El Estado -políticos, funcionarios, jueces, fiscales, policías- tiene responsabilidad directa en el abandono de la infancia: pobreza estructural, carencia de infraestructura básica en distritos donde hubo mucha plata; ocultamiento de las cifras de pobreza durante los últimos años cuando no hubo Indec; subejecución de presupuestos ya aprobados destinados a niños de sectores vulnerables (según denunció el colectivo Infancia en Deuda, la Secretaría Nacional de Niñez, Adolescencia y Familia ejecutó apenas el 71% del presupuesto de 2016); complicidad de comisarías, jueces, fiscales y dirigentes con el comercio ilegal de drogas que arruina la vida de los barrios.
La deuda viene de larga data, es verdad. Hace ya casi 12 años que la sanción de la ley 26.061 ordenó al Congreso nacional designar al defensor de niñas, niños y adolescentes, y hoy, a cinco meses de que la justicia federal, tras un amparo presentado por organizaciones civiles, exhortó al Congreso a cumplir con la ley, todavía ni siquiera se definió el mecanismo que terminará designando al defensor. No es mera formalidad: se trata de una figura clave para reclamar en nombre de los chicos, que no tienen voz propia, ante cualquier situación de incumplimiento de sus derechos. Los casi 12 años de demora hacen pensar que no hay voluntad política, o que hay alguna resistencia a designar autoridades en órganos de control.
María Fernanda Berti y Javier Auyero, autores del siempre recomendable La violencia en los márgenes.

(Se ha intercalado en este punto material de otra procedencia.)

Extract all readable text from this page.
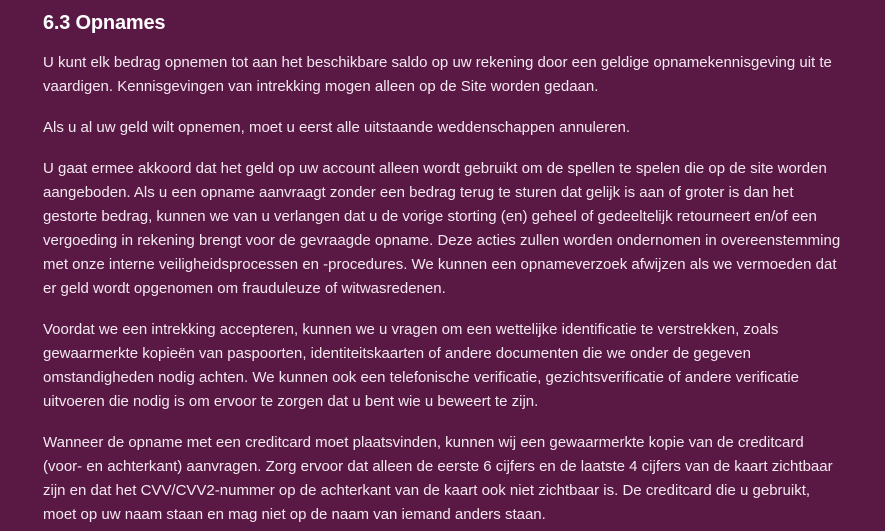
6.3 Opnames

U kunt elk bedrag opnemen tot aan het beschikbare saldo op uw rekening door een geldige opnamekennisgeving uit te vaardigen. Kennisgevingen van intrekking mogen alleen op de Site worden gedaan.

Als u al uw geld wilt opnemen, moet u eerst alle uitstaande weddenschappen annuleren.

U gaat ermee akkoord dat het geld op uw account alleen wordt gebruikt om de spellen te spelen die op de site worden aangeboden. Als u een opname aanvraagt zonder een bedrag terug te sturen dat gelijk is aan of groter is dan het gestorte bedrag, kunnen we van u verlangen dat u de vorige storting (en) geheel of gedeeltelijk retourneert en/of een vergoeding in rekening brengt voor de gevraagde opname. Deze acties zullen worden ondernomen in overeenstemming met onze interne veiligheidsprocessen en -procedures. We kunnen een opnameverzoek afwijzen als we vermoeden dat er geld wordt opgenomen om frauduleuze of witwasredenen.

Voordat we een intrekking accepteren, kunnen we u vragen om een wettelijke identificatie te verstrekken, zoals gewaarmerkte kopieën van paspoorten, identiteitskaarten of andere documenten die we onder de gegeven omstandigheden nodig achten. We kunnen ook een telefonische verificatie, gezichtsverificatie of andere verificatie uitvoeren die nodig is om ervoor te zorgen dat u bent wie u beweert te zijn.

Wanneer de opname met een creditcard moet plaatsvinden, kunnen wij een gewaarmerkte kopie van de creditcard (voor- en achterkant) aanvragen. Zorg ervoor dat alleen de eerste 6 cijfers en de laatste 4 cijfers van de kaart zichtbaar zijn en dat het CVV/CVV2-nummer op de achterkant van de kaart ook niet zichtbaar is. De creditcard die u gebruikt, moet op uw naam staan en mag niet op de naam van iemand anders staan.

Una maestra y un sociólogo en el conurbano bonaerense, empezaron hace poco un nuevo proyecto otra vez con los pobladores del barrio Arquitecto Tucci, en Ingeniero Budge, Lomas de Zamora. Esta vez salieron a buscar historias contra la corriente.
Si en ese libro concluían que, en semejantes contextos de violencia y abandono, era difícil que alguien pudiera “salir intacto”, ahora buscan (y encuentran) historias que contradigan su propia hipótesis: chicos que rompen las profecías de violencia y de criminalidad y logran construir una vida posible, digna de ser vivida. Una familia que puede sostenerlos, un juez que hizo lo correcto, un maestro que se compromete, una asistente social que se toma el trabajo. En muchas de esas historias, dice Auyero, hubo una intervención virtuosa, el clic que habilitó cambiar una trayectoria de vida. Claro que sería inocente, dice, pensar que alcanza con esos esfuerzos aislados para dar vuelta la situación general.
Pero es bueno recordar que el verdadero clic, el que sí puede empezar a cambiar las cosas y hacer que la excepción de hoy sea la regla, está en manos del Estado, donde se deciden las políticas.
Ojalá terminen de entenderlo también en el Congreso.